Wat is er een schitterend nieuw element aan onze algemene conferentie toegevoegd. Bien hecho, Eduardo.

In wat het meest opzienbarende moment van zijn vroege bediening zou worden, stond Jezus op in de synagoge in zijn woonplaats Nazareth en las deze profetische woorden van Jesaja voor die in het evangelie van Lukas zijn opgetekend: ‘De Geest van de Heere is op Mij, omdat Hij Mij gezalfd heeft; Hij heeft Mij gezonden om aan armen het Evangelie te verkondigen, om te genezen die gebroken van hart zijn, om aan gevangenen vrijlating te prediken en […] om verslagenen weg te zenden in vrijheid.’1

Aldus maakte de Heiland zijn Messiaanse bediening voor het eerst openlijk bekend.
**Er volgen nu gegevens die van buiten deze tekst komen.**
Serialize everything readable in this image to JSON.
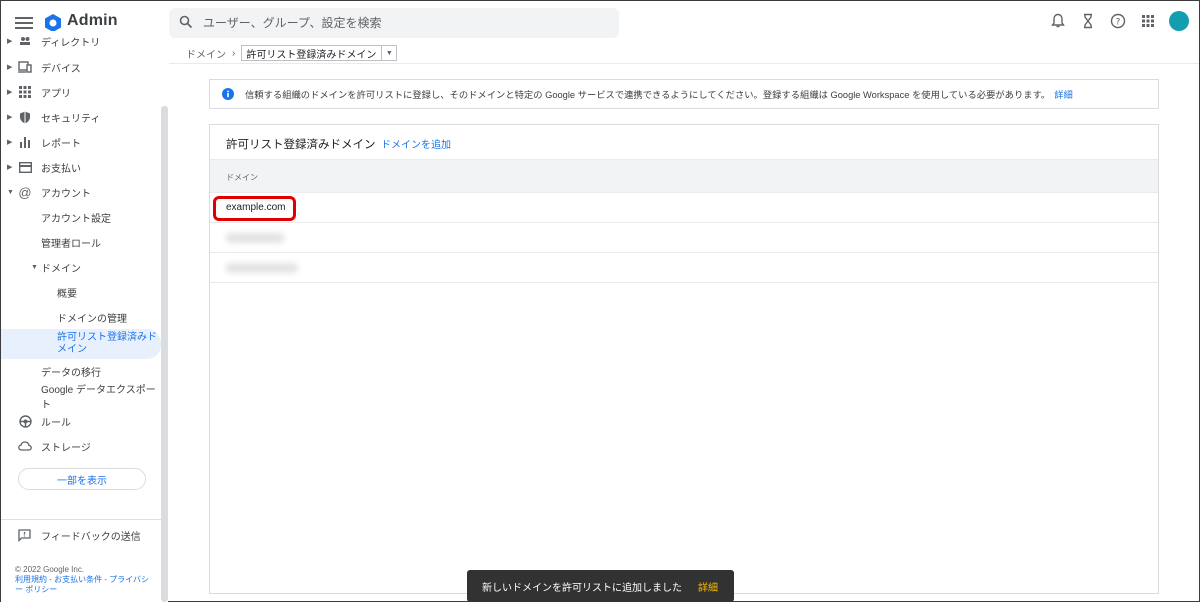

Maar deze tekst maakt ook duidelijk dat, op de weg naar zijn ultieme zoenoffer en opstanding, Jezus’ eerste en voornaamste Messiaanse taak was om de armen tot zegen te zijn, onder wie de armen van geest.
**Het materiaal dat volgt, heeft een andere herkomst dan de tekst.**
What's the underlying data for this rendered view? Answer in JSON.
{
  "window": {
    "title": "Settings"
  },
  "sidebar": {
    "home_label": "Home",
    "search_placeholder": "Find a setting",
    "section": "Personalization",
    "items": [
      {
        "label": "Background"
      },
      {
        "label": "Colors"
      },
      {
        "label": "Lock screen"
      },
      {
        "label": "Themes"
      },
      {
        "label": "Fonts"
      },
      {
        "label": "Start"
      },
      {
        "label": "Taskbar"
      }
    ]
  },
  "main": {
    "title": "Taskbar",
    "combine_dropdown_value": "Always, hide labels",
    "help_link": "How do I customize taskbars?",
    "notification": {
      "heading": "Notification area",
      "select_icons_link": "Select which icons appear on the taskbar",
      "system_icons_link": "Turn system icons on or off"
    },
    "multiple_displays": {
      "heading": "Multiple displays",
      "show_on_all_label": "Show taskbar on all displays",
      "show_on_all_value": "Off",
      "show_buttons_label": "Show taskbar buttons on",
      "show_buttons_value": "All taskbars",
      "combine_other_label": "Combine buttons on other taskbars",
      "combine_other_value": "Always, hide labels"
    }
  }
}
Vanaf het begin van zijn bediening had Jezus de armen en de benadeelden op uitzonderlijke wijze lief. Hij werd in die omstandigheden geboren en groeide in dat milieu op. We kennen alle details van zijn aardse omstandigheden niet, maar Hij gaf eens te kennen: ‘De vossen hebben holen, en de vogels […] nesten, maar de Zoon des mensen heeft niets waarop Hij het hoofd kan neerleggen.’2 Kennelijk was de Schepper van hemel en aarde ‘en alle dingen die daarin zijn’3, in elk geval als volwassene, dakloos.

Door de geschiedenis heen is armoede altijd als een van de grootste en meest wijdverspreide problemen van de mensheid beschouwd. De zichtbare gevolgen zijn vaak van stoffelijke aard, maar de geestelijke en emotionele kanten ervan kunnen nog funester zijn. Hoe dan ook, de grote Verlosser heeft ons steevast opgeroepen om net als Hij deze last bij de mensen te verlichten. Als Jehova zei Hij dat Hij het huis van Israël sterk veroordeelde, want ‘wat u geroofd hebt van de armen, bevindt zich in uw huizen’.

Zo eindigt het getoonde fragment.